Cruise Ship Passengers Could Be Compensated In A Massive Class Action

16,000 Aussies could be involved


Article heading image for Cruise Ship Passengers Could Be Compensated In A Massive Class Action

Image: Nine News

A major law firm is considering whether to launch a class action that could see up to 16,000 Australians compensated for alleged duty of care failings associated with cruise ship the Sun Princess.

Shine Lawyers is expected to represent passengers who experienced severe vomiting and diarrhoea during eight consecutive cruises across 2016 and 2017, Nine News reports.

Shine travel law department manager Thomas Janson said the class action against Carnival, the parent company of Sun Princess, could be one of the biggest in Australian history.
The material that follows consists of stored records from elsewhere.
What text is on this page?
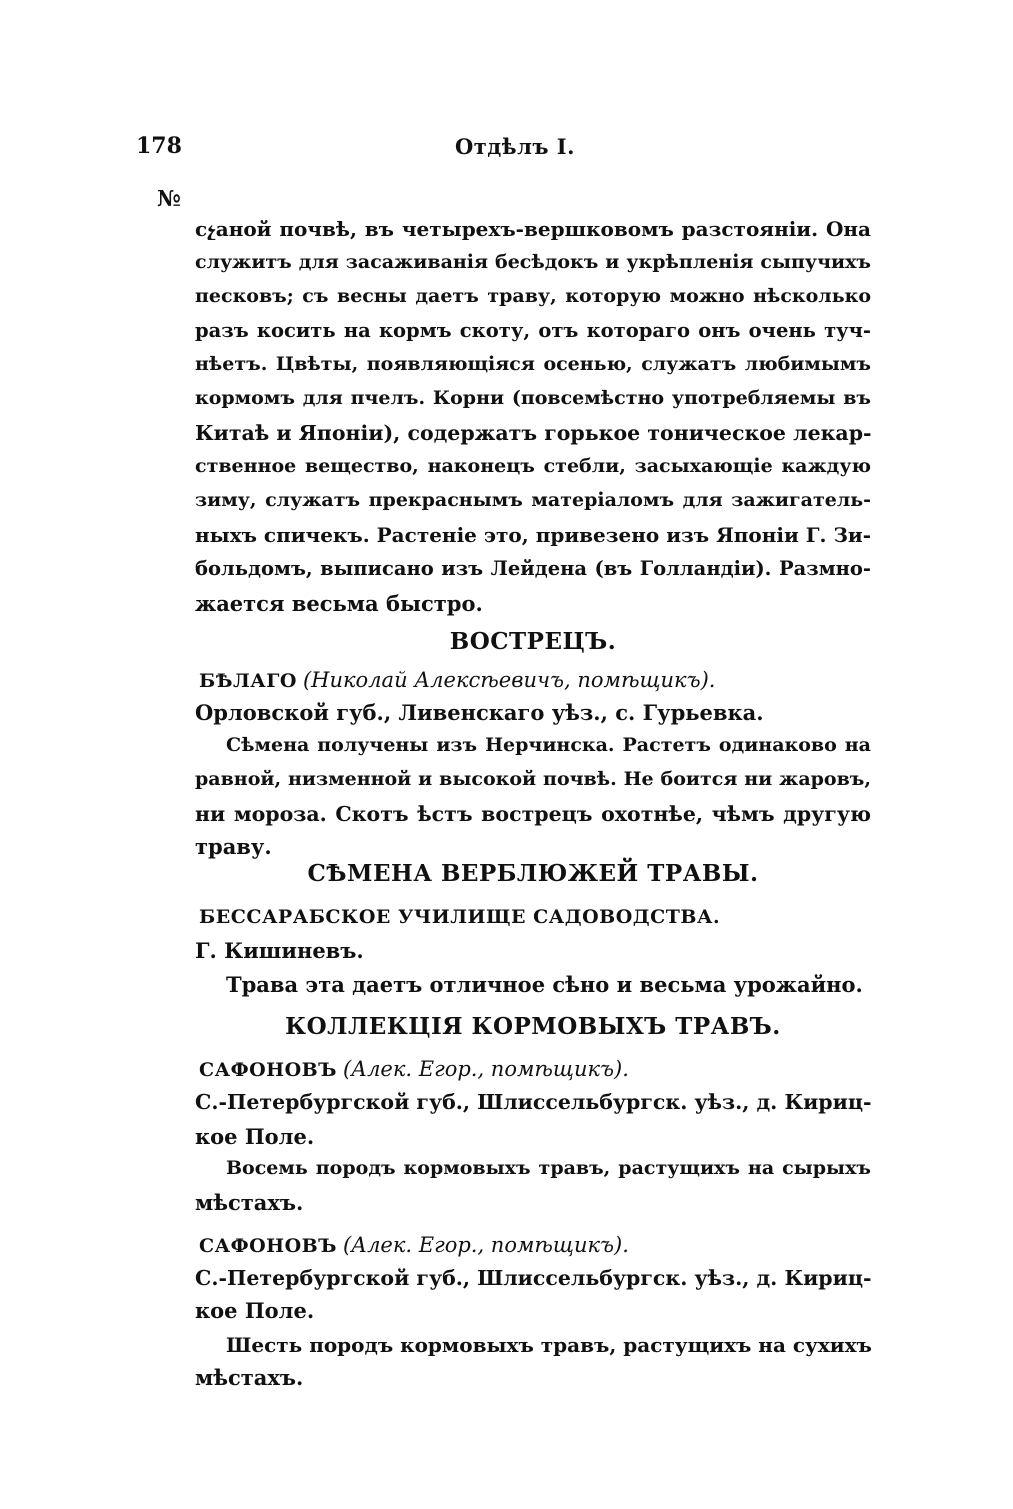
178	Отдѣлъ I.
№
сչаной почвѣ, въ четырехъ-вершковомъ разстояніи. Она
служитъ для засаживанія бесѣдокъ и укрѣпленія сыпучихъ
песковъ; съ весны даетъ траву, которую можно нѣсколько
разъ косить на кормъ скоту, отъ котораго онъ очень туч-
нѣетъ. Цвѣты, появляющіяся осенью, служатъ любимымъ
кормомъ для пчелъ. Корни (повсемѣстно употребляемы въ
Китаѣ и Японіи), содержатъ горькое тоническое лекар-
ственное вещество, наконецъ стебли, засыхающіе каждую
зиму, служатъ прекраснымъ матеріаломъ для зажигатель-
ныхъ спичекъ. Растеніе это, привезено изъ Японіи Г. Зи-
больдомъ, выписано изъ Лейдена (въ Голландіи). Размно-
жается весьма быстро.
ВОСТРЕЦЪ.
БѢЛАГО (Николай Алексѣевичъ, помѣщикъ).
Орловской губ., Ливенскаго уѣз., с. Гурьевка.
Сѣмена получены изъ Нерчинска. Растетъ одинаково на
равной, низменной и высокой почвѣ. Не боится ни жаровъ,
ни мороза. Скотъ ѣстъ вострецъ охотнѣе, чѣмъ другую
траву.
СѢМЕНА ВЕРБЛЮЖЕЙ ТРАВЫ.
БЕССАРАБСКОЕ УЧИЛИЩЕ САДОВОДСТВА.
Г. Кишиневъ.
Трава эта даетъ отличное сѣно и весьма урожайно.
КОЛЛЕКЦІЯ КОРМОВЫХЪ ТРАВЪ.
САФОНОВЪ (Алек. Егор., помѣщикъ).
С.-Петербургской губ., Шлиссельбургск. уѣз., д. Кириц-
кое Поле.
Восемь породъ кормовыхъ травъ, растущихъ на сырыхъ
мѣстахъ.
САФОНОВЪ (Алек. Егор., помѣщикъ).
С.-Петербургской губ., Шлиссельбургск. уѣз., д. Кириц-
кое Поле.
Шесть породъ кормовыхъ травъ, растущихъ на сухихъ
мѣстахъ.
“(The case) revolves around an alleged failure of a duty of care by Carnival to properly and adequately sanitise the Sun Princess on each cruise and also to give adequate guidelines and safeguards to passenger in preventing them from coming down with norovirus,” he said. 

“Best practice dictates the ship should have been put into dry dock for up to 48 or 72 hours and cleaned thoroughly.

“What we’ve been told is that there were very short turnarounds, usually of around two hours, to clean the ship before the next lot of passengers and new crew boarded … that’s manifestly inadequate to sanitise a ship that’s the size of a skyscraper.”

If the law firm proceeds with the claim, financial compensation to passengers is believed to be the average of a full refund alongside twice the amount for “disappointment and distress”.